Bakshi: We have a portal in inner city Milwaukee, highest Black male incarceration in the world and another in Greenwich, Connecticut which is one of the wealthiest zip codes. And those sites connected a fair amount and forged pretty unexpected friendships. So our curator in Milwaukee spent a good amount of time in jail, and is beloved by these young girls in Greenwich. And the way these groups see each other or when we connect to Iraqi displaced people and there are folks here who connect to them who were wearing Make America Great hats, you have people who you wouldn't think would meet do and they find ways to have these incredibly meaningful conversations.

The Milwaukee portal has facilitated conversations about race and policing, learning from people in Rwanda and Afghanistan.

Bakshi: It's another way of thinking. We think of expert knowledge coming down from a research paper, but people who live these things have these stories, have the knowledge to share with one another and connecting them, that yields I think the kinds of innovations we really need at the community level.


The portal's floor-to-ceiling video screen makes it feel like you're sharing the same physical space. (Photo: Louise Ricks/WCVE)


After experiencing a portal in Vancouver a few years ago, author and consultant Andy Stefanovich put the wheels in motion to bring one to Richmond. He says it’s a way to inspire the community.
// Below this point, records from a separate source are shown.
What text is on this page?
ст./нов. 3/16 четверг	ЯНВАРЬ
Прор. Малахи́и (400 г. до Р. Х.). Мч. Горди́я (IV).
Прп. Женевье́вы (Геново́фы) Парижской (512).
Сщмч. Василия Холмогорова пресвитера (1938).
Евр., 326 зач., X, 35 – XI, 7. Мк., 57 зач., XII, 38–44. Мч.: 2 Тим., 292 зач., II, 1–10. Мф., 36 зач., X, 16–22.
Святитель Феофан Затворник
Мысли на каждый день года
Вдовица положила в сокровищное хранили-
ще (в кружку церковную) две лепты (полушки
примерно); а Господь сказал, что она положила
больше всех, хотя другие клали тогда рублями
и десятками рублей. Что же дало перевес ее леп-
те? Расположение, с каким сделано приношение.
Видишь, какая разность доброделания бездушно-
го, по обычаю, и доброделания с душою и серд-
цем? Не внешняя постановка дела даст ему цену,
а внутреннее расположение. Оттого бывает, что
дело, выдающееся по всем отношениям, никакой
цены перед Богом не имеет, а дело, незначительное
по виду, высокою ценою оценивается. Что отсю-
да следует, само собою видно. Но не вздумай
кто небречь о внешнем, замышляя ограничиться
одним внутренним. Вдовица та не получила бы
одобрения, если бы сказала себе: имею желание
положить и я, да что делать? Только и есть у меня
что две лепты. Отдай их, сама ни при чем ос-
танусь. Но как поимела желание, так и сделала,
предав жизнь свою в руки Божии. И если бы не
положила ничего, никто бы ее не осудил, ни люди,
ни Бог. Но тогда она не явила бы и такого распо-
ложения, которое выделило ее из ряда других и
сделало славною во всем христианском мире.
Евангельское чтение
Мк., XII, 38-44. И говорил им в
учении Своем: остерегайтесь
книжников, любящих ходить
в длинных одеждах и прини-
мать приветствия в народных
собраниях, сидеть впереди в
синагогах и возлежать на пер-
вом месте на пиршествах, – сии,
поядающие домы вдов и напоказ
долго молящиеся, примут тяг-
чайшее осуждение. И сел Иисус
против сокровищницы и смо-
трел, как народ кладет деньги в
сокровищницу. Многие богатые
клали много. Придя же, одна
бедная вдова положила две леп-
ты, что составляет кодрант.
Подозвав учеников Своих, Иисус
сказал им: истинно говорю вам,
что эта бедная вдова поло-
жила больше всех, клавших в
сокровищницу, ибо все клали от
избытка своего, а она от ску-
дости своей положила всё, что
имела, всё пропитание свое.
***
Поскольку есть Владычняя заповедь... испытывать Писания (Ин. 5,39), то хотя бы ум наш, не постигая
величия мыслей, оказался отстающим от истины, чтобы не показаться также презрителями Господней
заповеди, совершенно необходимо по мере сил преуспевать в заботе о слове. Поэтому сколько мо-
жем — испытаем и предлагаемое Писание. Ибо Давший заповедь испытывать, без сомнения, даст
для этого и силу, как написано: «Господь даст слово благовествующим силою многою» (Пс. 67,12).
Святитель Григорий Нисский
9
Stefanovich: By virtue of bringing inspiration in from the world. Also, what I love is the idea of we can export our inspiration from this magical town with these great people and tell the world a little bit more about us because we deserve that message too.

Technology is often used to divide people. Stefanovich says these real-time exchanges across borders, cultures, and backgrounds show people they have more in common than they realize.

Stefanovich: I talk a lot about and I believe deeply in that there are ideas of the time and this is an idea of the time -- Emotion runs through me when I think about how powerful and how important it is for people to feel. And I think this gives feeling to people and so allowing people and children specifically to wander in and not know what they're going to experience but walk out having felt is nothing more important.

The Richmond portal is working with schools and nonprofits to develop creative ways to connect with other sites. There are open hours several times a week and themed conversations. Coming up is a drawing class with Mexico City, artists in Los Angeles discussing new work honoring Paul Robeson, and discussions with people in Berlin and Kigali about monuments. The Richmond Portal will stay in Monroe park until late April, then it will travel to another part of the city. For Virginia Currents, I’m Catherine Komp, WCVE News.